Council moves to slow growth in Kona
HILO » The Hawaii County Council put new restrictions on West Hawaii growth yesterday, approving two resolutions temporarily blocking new rezonings in the region.
"This gives the people of West Hawaii an opportunity to breathe," Hamakua Councilmember Dominic Yagong said.
"We have been neglected on infrastructure way more than a decade, possibly two decades," said Kona Councilmember Brenda Ford.
The only councilmember to vote against the temporary halt in rezonings was Hilo Councilmember Donald Ikeda, whose stance sparked a sharp response from Yagong. "What Mr. Ikeda lacks is compassion," Yagong told other councilmembers.

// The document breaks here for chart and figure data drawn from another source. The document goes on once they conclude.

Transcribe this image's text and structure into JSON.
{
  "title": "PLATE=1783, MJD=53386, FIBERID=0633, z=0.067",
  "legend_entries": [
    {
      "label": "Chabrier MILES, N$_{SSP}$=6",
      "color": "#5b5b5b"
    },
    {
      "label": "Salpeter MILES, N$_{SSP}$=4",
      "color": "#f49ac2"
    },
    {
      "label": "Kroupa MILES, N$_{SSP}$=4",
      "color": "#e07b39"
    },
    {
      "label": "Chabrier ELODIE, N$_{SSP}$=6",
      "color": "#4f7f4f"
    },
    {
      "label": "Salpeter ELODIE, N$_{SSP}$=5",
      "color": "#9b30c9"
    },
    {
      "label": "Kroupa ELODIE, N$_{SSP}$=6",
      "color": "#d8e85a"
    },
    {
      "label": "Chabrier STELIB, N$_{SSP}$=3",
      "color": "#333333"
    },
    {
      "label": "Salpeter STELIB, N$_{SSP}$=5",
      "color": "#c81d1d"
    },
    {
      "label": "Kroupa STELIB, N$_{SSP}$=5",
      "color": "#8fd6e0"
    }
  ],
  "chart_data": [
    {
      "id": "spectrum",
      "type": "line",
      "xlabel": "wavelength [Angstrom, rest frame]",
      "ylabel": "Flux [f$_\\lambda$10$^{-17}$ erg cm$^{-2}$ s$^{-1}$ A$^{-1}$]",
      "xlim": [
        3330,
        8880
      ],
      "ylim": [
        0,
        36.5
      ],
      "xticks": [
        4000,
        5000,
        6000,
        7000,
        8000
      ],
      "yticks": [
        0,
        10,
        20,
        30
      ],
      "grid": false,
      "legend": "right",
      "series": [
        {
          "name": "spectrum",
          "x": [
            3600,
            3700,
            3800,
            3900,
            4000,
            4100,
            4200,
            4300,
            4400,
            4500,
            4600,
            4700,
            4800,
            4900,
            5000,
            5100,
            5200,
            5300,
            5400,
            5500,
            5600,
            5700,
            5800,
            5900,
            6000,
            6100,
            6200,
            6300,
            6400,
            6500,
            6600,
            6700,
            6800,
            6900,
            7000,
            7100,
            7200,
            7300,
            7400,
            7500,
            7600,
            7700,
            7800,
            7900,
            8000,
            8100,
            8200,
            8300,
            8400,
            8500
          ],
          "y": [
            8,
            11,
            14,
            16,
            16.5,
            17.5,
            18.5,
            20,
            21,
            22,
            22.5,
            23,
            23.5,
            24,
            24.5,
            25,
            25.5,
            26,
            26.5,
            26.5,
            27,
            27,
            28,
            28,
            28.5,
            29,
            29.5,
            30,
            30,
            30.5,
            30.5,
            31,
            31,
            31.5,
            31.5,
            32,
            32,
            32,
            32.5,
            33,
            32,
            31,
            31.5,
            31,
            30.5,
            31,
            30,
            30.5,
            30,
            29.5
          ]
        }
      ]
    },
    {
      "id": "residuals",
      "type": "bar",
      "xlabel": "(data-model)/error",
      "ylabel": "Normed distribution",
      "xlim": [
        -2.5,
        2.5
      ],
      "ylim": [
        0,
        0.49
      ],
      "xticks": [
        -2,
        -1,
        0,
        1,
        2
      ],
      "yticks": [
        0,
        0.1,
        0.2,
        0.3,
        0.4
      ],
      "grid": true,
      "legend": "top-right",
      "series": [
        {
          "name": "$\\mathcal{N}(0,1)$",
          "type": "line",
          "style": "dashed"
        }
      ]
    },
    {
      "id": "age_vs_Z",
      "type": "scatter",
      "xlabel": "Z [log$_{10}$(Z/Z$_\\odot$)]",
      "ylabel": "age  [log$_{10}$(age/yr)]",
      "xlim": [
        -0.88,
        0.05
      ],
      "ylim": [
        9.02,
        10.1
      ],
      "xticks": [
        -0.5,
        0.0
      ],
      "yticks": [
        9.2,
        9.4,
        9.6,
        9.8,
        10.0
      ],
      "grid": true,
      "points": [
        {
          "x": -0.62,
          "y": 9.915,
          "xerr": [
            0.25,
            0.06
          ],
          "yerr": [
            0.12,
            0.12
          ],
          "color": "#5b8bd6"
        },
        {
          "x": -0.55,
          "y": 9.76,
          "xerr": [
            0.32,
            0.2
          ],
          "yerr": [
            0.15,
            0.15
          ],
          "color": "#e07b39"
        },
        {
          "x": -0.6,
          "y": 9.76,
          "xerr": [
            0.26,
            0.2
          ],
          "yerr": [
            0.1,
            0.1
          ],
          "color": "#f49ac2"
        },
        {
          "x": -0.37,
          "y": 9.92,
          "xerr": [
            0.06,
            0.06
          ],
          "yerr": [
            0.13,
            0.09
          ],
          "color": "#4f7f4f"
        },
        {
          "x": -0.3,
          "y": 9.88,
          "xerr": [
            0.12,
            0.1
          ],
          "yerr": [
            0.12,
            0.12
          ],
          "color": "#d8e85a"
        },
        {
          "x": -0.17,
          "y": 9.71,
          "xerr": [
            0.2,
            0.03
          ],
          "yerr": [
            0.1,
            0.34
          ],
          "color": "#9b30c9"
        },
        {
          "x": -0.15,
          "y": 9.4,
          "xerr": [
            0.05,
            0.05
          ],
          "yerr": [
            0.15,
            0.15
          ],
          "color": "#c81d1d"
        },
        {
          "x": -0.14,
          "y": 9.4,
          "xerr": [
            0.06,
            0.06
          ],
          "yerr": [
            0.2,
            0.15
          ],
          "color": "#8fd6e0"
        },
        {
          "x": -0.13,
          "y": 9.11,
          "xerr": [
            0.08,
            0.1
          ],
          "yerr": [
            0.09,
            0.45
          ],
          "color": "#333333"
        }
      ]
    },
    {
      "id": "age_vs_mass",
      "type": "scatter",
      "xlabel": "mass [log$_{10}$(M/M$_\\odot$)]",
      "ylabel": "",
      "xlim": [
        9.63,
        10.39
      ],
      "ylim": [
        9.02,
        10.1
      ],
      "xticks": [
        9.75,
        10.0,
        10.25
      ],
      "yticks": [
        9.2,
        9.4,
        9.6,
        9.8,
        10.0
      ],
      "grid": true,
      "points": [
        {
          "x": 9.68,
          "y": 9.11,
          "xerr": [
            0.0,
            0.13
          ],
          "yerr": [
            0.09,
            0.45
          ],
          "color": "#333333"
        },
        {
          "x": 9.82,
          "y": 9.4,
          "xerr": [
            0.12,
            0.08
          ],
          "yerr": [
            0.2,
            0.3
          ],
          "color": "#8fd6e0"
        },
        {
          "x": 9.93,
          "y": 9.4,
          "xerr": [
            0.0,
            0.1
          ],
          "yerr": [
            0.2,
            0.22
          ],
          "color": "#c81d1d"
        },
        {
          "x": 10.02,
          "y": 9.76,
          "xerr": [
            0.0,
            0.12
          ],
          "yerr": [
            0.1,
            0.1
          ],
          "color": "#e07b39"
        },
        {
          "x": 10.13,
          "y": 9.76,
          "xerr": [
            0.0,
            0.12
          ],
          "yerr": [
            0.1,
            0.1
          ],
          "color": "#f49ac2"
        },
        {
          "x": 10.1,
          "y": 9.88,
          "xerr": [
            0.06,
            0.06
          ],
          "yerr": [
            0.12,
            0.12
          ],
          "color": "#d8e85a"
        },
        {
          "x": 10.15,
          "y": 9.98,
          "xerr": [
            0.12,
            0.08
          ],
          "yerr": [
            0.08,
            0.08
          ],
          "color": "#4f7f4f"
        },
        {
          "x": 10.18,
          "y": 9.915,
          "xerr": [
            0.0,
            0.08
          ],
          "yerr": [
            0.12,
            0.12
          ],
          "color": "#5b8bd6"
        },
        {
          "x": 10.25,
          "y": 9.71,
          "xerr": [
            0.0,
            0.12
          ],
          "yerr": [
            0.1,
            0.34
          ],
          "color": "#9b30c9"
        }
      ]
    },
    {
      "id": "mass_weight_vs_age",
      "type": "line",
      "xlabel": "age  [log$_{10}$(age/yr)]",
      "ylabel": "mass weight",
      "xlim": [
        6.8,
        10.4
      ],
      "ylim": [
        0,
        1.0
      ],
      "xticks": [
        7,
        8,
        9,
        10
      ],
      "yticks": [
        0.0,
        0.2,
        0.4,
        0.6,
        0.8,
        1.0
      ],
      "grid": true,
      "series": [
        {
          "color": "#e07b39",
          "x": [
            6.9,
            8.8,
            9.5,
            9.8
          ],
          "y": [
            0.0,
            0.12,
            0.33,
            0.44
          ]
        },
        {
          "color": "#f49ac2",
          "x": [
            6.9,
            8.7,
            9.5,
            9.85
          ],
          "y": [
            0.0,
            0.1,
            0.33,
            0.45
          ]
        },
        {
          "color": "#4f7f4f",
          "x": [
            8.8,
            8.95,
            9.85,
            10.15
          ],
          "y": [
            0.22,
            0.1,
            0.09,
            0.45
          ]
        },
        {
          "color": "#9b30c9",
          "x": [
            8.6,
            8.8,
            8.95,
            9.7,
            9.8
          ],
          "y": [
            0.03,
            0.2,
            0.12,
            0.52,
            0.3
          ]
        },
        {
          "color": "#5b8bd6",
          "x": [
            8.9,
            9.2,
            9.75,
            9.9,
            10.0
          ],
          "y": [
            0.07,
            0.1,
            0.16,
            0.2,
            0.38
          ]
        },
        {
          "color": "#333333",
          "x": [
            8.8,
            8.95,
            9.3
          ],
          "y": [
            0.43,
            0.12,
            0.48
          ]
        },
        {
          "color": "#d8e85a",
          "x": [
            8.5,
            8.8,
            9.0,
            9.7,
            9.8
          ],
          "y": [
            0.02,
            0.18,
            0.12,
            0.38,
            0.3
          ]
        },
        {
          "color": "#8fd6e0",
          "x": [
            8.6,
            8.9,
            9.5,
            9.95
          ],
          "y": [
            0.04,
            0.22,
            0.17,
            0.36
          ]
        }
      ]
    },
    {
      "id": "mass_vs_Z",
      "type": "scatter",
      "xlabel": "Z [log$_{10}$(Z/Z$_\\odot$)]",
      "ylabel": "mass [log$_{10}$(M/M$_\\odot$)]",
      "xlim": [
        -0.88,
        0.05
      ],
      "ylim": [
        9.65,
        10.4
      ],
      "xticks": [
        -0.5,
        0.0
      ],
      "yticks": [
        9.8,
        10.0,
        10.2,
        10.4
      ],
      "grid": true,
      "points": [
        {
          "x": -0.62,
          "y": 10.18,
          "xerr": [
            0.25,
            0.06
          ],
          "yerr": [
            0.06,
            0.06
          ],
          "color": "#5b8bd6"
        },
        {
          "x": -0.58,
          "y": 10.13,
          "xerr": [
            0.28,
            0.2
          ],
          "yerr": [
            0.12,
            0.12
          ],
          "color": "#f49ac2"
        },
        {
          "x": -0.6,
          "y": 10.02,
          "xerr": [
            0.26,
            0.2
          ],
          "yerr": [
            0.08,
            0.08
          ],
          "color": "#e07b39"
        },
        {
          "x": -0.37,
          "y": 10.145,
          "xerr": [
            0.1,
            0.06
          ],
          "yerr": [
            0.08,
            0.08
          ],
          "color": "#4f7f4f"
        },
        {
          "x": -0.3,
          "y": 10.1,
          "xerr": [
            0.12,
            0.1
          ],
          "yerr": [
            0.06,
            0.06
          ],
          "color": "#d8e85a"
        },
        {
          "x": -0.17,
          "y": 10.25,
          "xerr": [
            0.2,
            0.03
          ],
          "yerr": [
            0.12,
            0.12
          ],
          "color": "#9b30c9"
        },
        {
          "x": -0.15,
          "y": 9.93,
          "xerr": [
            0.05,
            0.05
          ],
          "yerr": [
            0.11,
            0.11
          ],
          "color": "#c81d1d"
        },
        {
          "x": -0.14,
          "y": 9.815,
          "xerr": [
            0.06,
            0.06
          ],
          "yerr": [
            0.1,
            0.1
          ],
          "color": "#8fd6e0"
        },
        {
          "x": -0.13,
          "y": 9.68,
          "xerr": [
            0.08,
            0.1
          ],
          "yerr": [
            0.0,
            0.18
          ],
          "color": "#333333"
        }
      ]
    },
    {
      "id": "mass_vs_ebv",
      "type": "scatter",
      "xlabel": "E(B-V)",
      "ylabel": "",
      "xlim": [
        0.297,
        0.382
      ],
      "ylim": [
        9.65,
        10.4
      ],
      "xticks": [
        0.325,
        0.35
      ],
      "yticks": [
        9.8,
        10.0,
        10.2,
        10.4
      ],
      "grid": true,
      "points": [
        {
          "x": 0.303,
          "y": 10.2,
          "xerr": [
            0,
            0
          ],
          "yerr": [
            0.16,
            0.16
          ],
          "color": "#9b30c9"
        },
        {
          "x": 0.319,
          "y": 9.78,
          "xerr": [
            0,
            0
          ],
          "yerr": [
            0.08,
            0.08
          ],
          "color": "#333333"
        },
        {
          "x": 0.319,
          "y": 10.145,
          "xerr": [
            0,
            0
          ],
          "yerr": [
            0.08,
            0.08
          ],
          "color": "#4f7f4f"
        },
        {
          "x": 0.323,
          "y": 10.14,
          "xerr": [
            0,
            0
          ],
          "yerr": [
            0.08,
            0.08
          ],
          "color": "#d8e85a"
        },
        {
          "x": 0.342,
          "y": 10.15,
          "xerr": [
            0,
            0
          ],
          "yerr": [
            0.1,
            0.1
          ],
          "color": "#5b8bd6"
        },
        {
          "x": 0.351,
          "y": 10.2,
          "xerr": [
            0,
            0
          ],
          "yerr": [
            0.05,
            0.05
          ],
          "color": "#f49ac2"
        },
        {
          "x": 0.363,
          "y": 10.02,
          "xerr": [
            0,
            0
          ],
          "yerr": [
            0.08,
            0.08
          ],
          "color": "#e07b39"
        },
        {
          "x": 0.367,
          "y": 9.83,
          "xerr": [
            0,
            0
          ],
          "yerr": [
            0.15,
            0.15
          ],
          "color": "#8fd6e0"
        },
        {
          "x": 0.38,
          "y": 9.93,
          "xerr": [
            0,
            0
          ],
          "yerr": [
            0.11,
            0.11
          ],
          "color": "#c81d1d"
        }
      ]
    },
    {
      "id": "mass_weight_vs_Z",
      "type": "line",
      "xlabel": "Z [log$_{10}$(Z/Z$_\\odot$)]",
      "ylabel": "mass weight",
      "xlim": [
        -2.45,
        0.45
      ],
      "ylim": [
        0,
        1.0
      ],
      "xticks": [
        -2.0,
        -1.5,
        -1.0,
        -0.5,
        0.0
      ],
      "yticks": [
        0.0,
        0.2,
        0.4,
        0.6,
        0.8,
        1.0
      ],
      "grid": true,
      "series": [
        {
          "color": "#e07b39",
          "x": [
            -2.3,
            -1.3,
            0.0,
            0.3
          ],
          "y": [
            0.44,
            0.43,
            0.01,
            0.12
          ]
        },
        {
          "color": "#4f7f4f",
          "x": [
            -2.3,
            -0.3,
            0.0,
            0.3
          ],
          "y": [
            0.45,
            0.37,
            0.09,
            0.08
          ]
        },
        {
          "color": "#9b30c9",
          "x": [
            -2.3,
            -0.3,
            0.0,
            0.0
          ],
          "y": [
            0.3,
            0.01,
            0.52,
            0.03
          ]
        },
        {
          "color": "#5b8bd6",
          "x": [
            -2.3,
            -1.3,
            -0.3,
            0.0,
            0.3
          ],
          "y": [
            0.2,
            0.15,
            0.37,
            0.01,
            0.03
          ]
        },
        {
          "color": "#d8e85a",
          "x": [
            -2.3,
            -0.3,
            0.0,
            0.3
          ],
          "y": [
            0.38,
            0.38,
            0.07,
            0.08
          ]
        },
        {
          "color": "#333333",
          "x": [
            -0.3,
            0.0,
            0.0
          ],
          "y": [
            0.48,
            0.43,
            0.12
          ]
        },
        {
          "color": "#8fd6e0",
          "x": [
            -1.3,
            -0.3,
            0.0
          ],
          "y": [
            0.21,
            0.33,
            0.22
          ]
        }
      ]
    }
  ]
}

Ikeda did not respond directly, but said the resolutions had no force of law and probably violated a legal requirement for the Council to process rezoning requests.

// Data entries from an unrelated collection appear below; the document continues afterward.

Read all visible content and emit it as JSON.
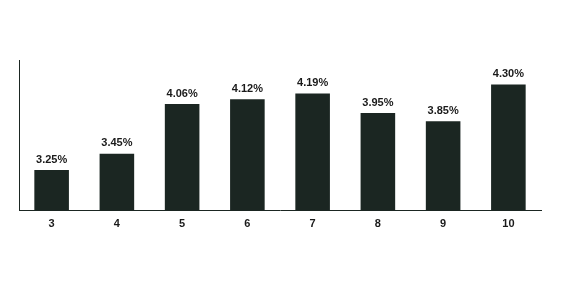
{
  "chart_data": {
    "type": "bar",
    "categories": [
      "3",
      "4",
      "5",
      "6",
      "7",
      "8",
      "9",
      "10"
    ],
    "values": [
      3.25,
      3.45,
      4.06,
      4.12,
      4.19,
      3.95,
      3.85,
      4.3
    ],
    "value_labels": [
      "3.25%",
      "3.45%",
      "4.06%",
      "4.12%",
      "4.19%",
      "3.95%",
      "3.85%",
      "4.30%"
    ],
    "color": "#1b2622",
    "ylim": [
      2.75,
      4.6
    ],
    "grid": false,
    "data_labels": true,
    "tick_labels": "x"
  }
}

"How long are we going to hold back development?" he asked.
The Council was cautious about calling the action a moratorium, referring instead to a "delay" in rezonings in four districts, North and South Kohala and North and South Kona.
The resolutions are linked to community development plans in Kona and Kohala being prepared with extensive citizens input.
Kona Councilmember Angel Pilago said the delayed rezonings show a "paradigm shift," since they are a response to citizens who asked for the delays until the two community development plans are completed -- September in the case of Kona and January 2008 in the case of Kohala.
The community developments plans are intended as detailed guides to implementing the revised county general plan approved in 2005. It also reflected a slowdown, removing resort designation from several areas that had been approved for resorts but where none was ever built.
The Council resolutions join a no-rezoning policy in a more limited area near Kailua-Kona put in place by Mayor Harry Kim.
Kim also avoids the term "moratorium," referring instead to "concurrency," meaning no new commercial rezonings along congested Queen Kaahumanu Highway until roads in the area are "concurrently" improved to handle traffic.